I've seen a number of stories on the research of a team of people at International Center for Tropical Agriculture, the USDA, and elsewhere, some of which was published in a paper in the Proceedings of the Royal Society B and in another paper in the Proceedings of the National Academies of Science (PNAS). The team aimed to identified where many of our crops originated and how our eating patterns have changed over time.
Their website has a number of fantastic, interactive visualizations. Here's one.
What I like about the figure above is how it challenges our idea of what is "local" or "authentic." It also illustrates how much we've gained from trading with people in different parts of the world.
The folks at Scientific American put together this graph based on data in the PNAS article, showing the convergence of dietary patterns worldwide.

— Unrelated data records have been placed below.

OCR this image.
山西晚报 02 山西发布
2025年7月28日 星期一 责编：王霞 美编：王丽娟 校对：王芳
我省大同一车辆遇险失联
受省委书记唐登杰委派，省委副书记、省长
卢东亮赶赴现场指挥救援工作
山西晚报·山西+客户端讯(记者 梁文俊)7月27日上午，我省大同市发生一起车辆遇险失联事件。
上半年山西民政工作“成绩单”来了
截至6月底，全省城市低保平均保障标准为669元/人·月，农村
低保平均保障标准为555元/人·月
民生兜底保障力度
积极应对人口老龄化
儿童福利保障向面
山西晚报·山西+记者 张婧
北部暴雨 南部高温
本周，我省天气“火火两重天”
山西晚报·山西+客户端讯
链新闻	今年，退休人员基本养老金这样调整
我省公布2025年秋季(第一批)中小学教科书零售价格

While there might be a temptation to decry the "sameness" brought about by globalism and the loss of cultural foods, the reality is much cheerier. First, as the initial figure showed, what we think of as "our" cultural foods are probably relatively recent historical constructs. Second, one of the reasons people eat more similarly to each other across the world is that we are now all eating each other's foodstuffs. We've taken the best from each country and culture and exported it everywhere, and as a result have more diverse diets. Finally, this trade has forestalled the doom-and-gloom Malthusian concern, as there has been a near universal increase in calorie availability worldwide.